Chaleur du 6 juin, Serena Williams reine à Rolland-Garros, samedi des dames. La Méditerranée est immobile, bleu de convenance, l'après-midi s'étire. Le soleil est très haut, c'est la journée des dames, dans les prés des campagnes, les enfants oubliés jouent aux jeux rustiques des temps modernes, ils courent à l'ombre des granges et des maisons, vers les rivières cachées derrière les arbres.
Nous partons à Canet, Cynthia, Jeanne, Cathy et moi. La route est en pente jusqu'au rond-point des champions de natation, un bruit d'eau lointain, c'est tout. Moins de fureur qu'à Berlin, où ce soir Barcelone vaincra la Juventus, noir et blanc défait un soir de printemps.

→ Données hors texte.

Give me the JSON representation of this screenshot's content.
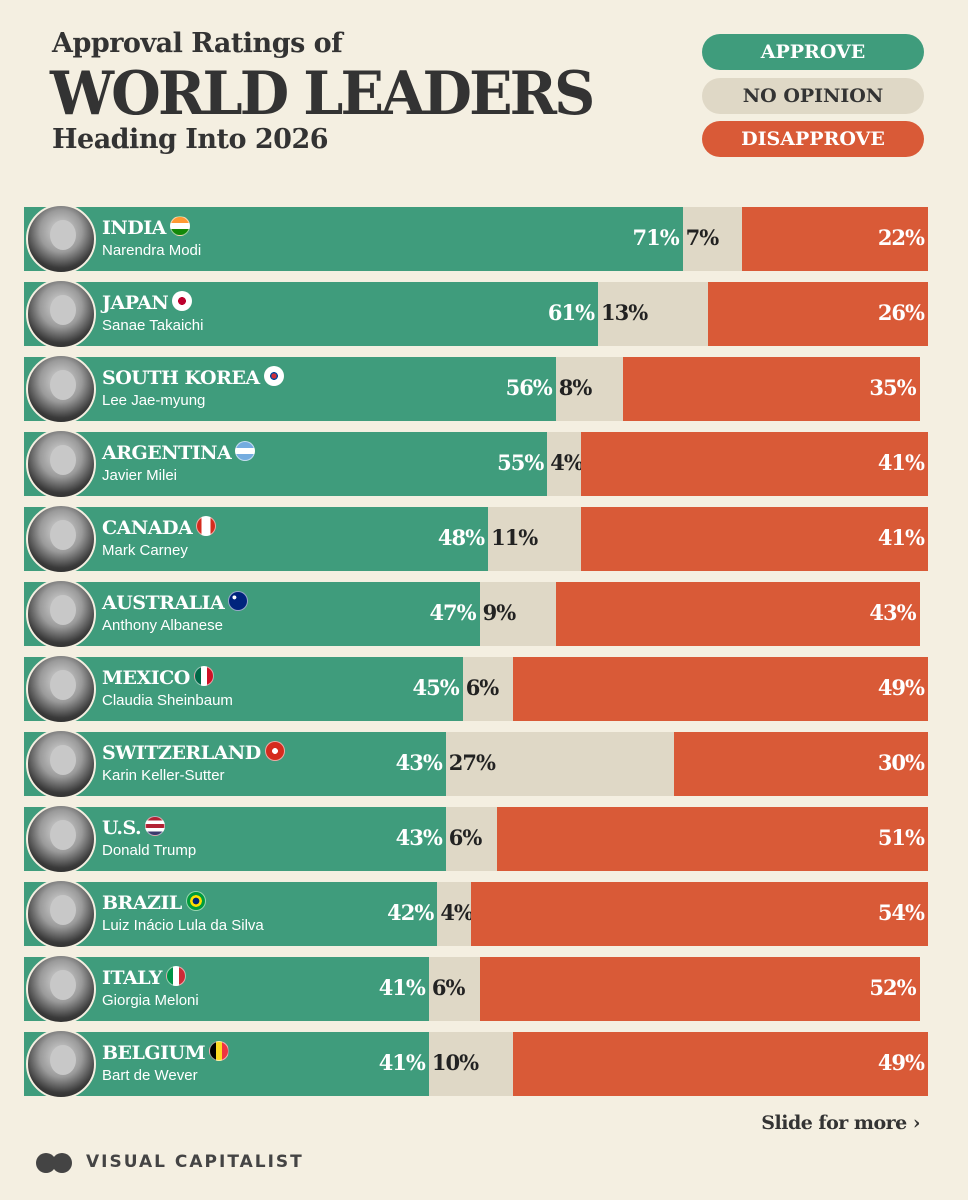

Nous nous arrêtons. Puis nous marchons au milieu des boutiques vacancières en rodage, fermées, ouvertes, il n'y a plus d'heure, huit heures, un peu plus. Bracelets. La vendeuse hésite, compte, rend la monnaie, sourit, c'est samedi, elle ne lève pas les bras au ciel comme Serena, elle met l'argent dans une boîte, comme autrefois un marchand de cadeaux, chiche et inquiet.
Nous marchons, un kilomètre encore dit Cathy. Direction Canet-Sud, aux embranchements multiples, Saint-Cyprien, Rivesaltes, Prades plein est, la montagne dessinée et qui aujourd'hui eut chaud, c'est le samedi des dames.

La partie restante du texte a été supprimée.